# Part 1: Data Processing

## Task 1: Preprocessing 'news_sample.csv'

In [None]:
import pandas as pd
import lib.process_a as process_a
import lib.process_c as process_c

# load 'news_sample.csv' file from git source
df_sample = pd.read_csv('https://raw.githubusercontent.com/several27/FakeNewsCorpus/master/news_sample.csv')

# Apply preprocess to dataframe: cleanup -> remove stopword -> stemming
# process_a.preprocess(df_sample)
process_c.preprocess(df_sample)

# save csv file copy of preprocessed dataframe
df_sample.to_csv("data/news_sample_cleaned.csv")

# pd.reset_option('display.max_rows')
# pd.set_option('display.max_colwidth', 150)
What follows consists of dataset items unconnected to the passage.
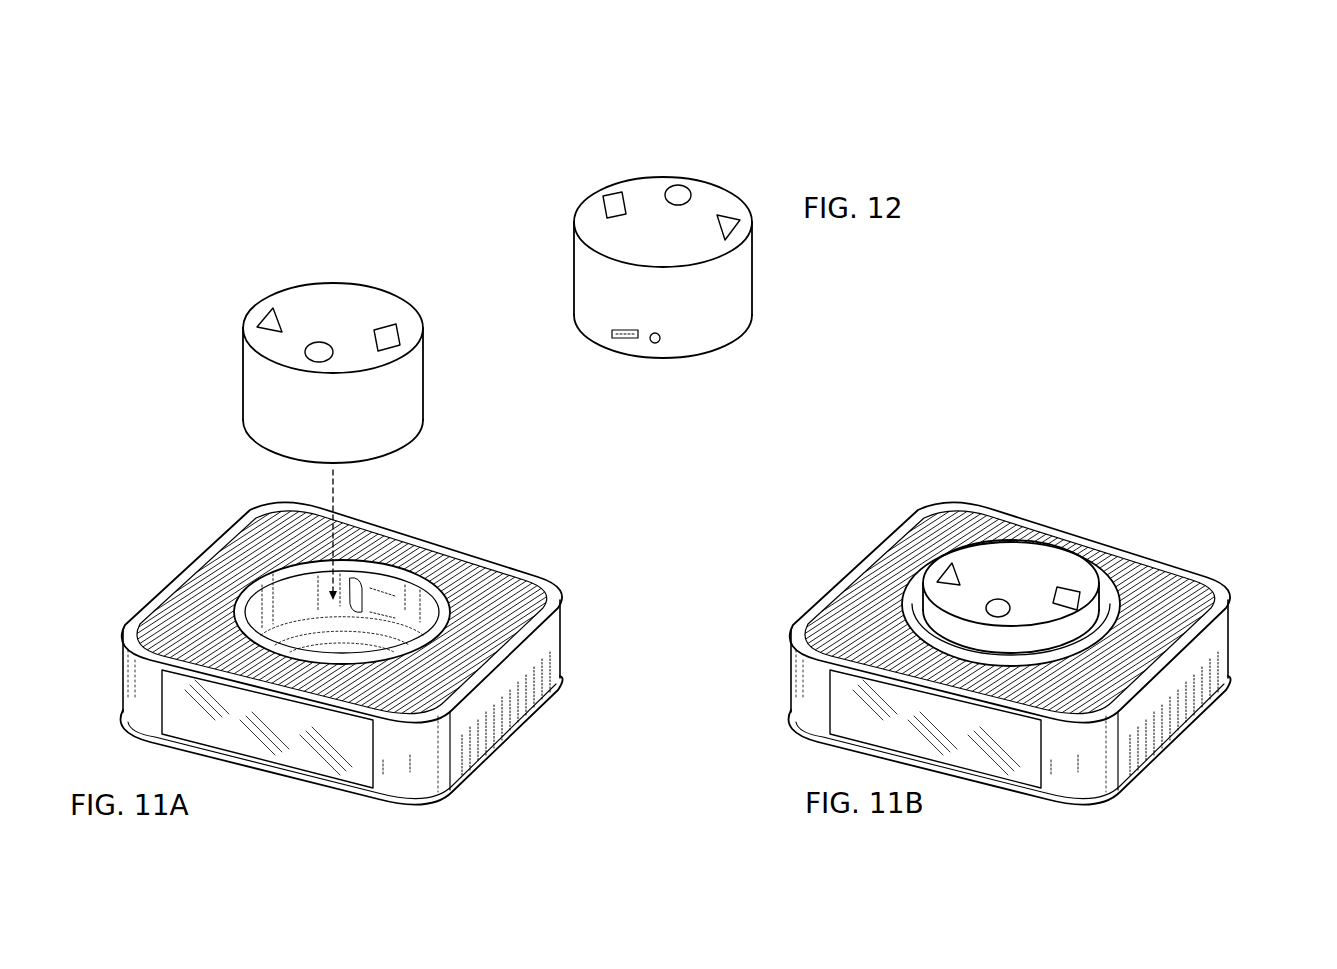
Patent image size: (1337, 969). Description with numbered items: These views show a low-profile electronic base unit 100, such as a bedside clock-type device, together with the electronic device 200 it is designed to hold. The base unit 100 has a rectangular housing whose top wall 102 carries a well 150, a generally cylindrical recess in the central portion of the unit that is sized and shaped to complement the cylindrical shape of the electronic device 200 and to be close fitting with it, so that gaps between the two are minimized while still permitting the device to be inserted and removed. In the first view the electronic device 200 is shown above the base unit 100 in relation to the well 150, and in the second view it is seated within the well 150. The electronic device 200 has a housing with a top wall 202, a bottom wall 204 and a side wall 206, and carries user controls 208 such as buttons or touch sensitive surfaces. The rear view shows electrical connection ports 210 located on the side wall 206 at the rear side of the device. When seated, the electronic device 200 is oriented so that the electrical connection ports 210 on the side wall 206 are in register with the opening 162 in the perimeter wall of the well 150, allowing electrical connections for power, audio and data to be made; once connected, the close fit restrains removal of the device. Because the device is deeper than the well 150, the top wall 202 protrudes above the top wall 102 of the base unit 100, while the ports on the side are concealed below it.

In FIG. 11A, the base unit 100 is at (128, 568).
In FIG. 11B, the base unit 100 is at (1012, 619).
In FIG. 11B, the top wall 102 is at (1155, 551).
In FIG. 11A, the well 150 is at (283, 600).
In FIG. 11A, the opening 162 is at (405, 600).
In FIG. 11A, the electronic device 200 is at (278, 290).
In FIG. 12, the electronic device 200 is at (690, 239).
In FIG. 11B, the electronic device 200 is at (988, 538).
In FIG. 12, the top wall 202 is at (587, 233).
In FIG. 11B, the top wall 202 is at (980, 557).
In FIG. 12, the bottom wall 204 is at (707, 350).
In FIG. 12, the side wall 206 is at (735, 282).
In FIG. 12, the user controls 208 is at (622, 190).
In FIG. 12, the electrical connection ports 210 is at (612, 341).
### Vocabulary sizes and reduction rates

The vocabulary sizes and reduction rates are computed in the preprocess method c. The results are stored directly to the input dataframe.

## Task 2:

### Make at least three non-trivial observations/discoveries about the data

In [None]:
import pandas as pd

# Load the dataset
df_new = pd.read_csv('data/995,000_rows.csv')
# df_new = pd.read_csv('data/news_sample.csv')


Observations of domains

In [None]:
import lib.process_a as process_a
# print("Basic Statistics of the Dataset:")
# print(df_new.info())

# Filter the DataFrame for 'reliable' and 'fake' types
reliable_domains = set(df_new[df_new['type'] == 'reliable']['domain'].unique())
fake_domains = set(df_new[df_new['type'] == 'fake']['domain'].unique())

# Domains in 'reliable' but not in 'fake'
reliable_not_fake_domains = reliable_domains - fake_domains

# Domains in 'fake' but not in 'reliable'
fake_not_reliable_domains = fake_domains - reliable_domains

# Find the intersection of unique domains
common_domains = fake_domains.intersection(reliable_domains)
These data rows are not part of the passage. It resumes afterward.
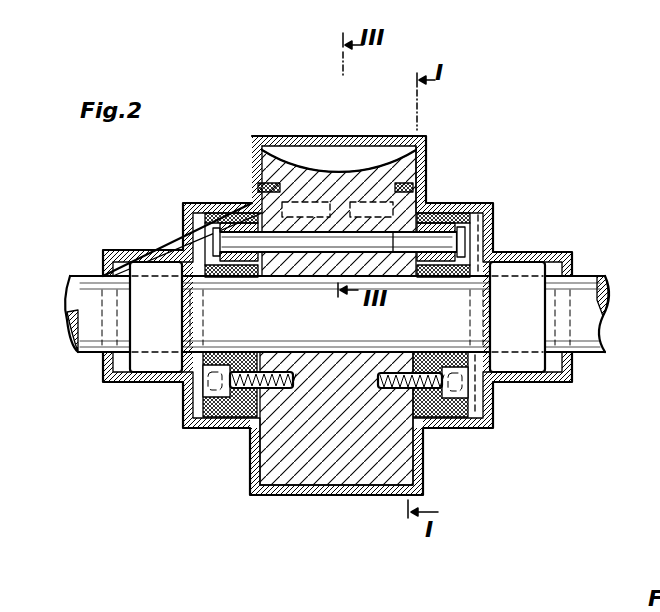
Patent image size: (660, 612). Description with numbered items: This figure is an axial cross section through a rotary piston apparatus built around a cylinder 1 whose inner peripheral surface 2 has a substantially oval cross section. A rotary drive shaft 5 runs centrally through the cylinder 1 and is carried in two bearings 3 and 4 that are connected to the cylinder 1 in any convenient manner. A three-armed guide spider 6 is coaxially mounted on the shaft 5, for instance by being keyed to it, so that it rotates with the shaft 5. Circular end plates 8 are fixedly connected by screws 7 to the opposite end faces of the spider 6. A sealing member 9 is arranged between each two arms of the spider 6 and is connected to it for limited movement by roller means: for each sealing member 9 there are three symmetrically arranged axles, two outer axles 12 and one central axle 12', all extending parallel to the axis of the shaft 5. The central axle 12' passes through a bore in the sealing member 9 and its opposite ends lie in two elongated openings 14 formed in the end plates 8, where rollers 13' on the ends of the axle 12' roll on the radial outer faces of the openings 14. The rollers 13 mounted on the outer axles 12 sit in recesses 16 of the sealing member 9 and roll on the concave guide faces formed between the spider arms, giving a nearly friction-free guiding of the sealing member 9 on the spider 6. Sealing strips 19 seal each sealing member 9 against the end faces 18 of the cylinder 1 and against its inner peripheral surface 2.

The cylinder 1 is at (433, 149).
The inner peripheral surface 2 is at (382, 152).
The bearing 3 is at (133, 252).
The bearing 4 is at (526, 255).
The rotary drive shaft 5 is at (590, 278).
The guide spider 6 is at (395, 440).
The screws 7 is at (217, 390).
The end plates 8 is at (237, 408).
The sealing member 9 is at (258, 140).
The outer axles 12 is at (220, 220).
The central axle 12' is at (484, 232).
The rollers 13 is at (289, 150).
The rollers 13' is at (518, 176).
The elongated openings 14 is at (218, 262).
The recesses 16 is at (333, 253).
The end faces 18 is at (430, 168).
The sealing strips 19 is at (420, 187).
print("Domains in 'reliable' but not in 'fake':")
print(reliable_not_fake_domains)

print("\nDomains in 'fake' but not in 'reliable':")
print(fake_not_reliable_domains)

print("\nDomains in both 'fake' and 'reliable':")
print(common_domains)

Clean text

In [None]:
import lib.process_methods as pm
import swifter

# Drop rows where either 'type' or 'content' is NaN
df_new.dropna(subset=['type', 'content'], inplace=True)

# Apply clean_text function
df_new['content_clean'] = df_new['content'].swifter.apply(pm.clean_text)

Function to count URLs with <URL> tag

In [None]:
import re

# Function to count URLs with <URL> tag
def count_urls_with_tag(text):
    urls_with_tag = re.findall('_url_', text)
    return len(urls_with_tag)

# Apply count URLs with <URL> tag
df_new['url_count'] = df_new['content_clean'].apply(count_urls_with_tag)

# print(df[['content_clean', 'url_count_with_tag']])

# Total URLs in Content
total_urls = df_new['url_count'].sum()
print("Total URLs in Content:", total_urls)

# Filter DataFrame for articles labeled as 'fake'
fake_articles = df_new[df_new['type'] == 'fake']

# add more type
#fake_articles = df_new[(df_new['type'] == 'fake') | (df_new['type'] == '')]

# Total URLs in 'fake' content
total_fake_urls = fake_articles['url_count'].sum()
print("Total URLs in 'fake' content:", total_fake_urls)

# Filter DataFrame for articles labeled as 'reliable'
reliable_articles = df_new[df_new['type'] == 'reliable']

# Total URLs in 'reliable' content
total_reliable_urls = reliable_articles['url_count'].sum()
print("Total URLs in 'reliable' content:", total_reliable_urls)

# Minimum number of URLs in 'fake' content
min_fake_urls = fake_articles['url_count'].min()
print("Minimum number of URLs in 'fake' content:", min_fake_urls)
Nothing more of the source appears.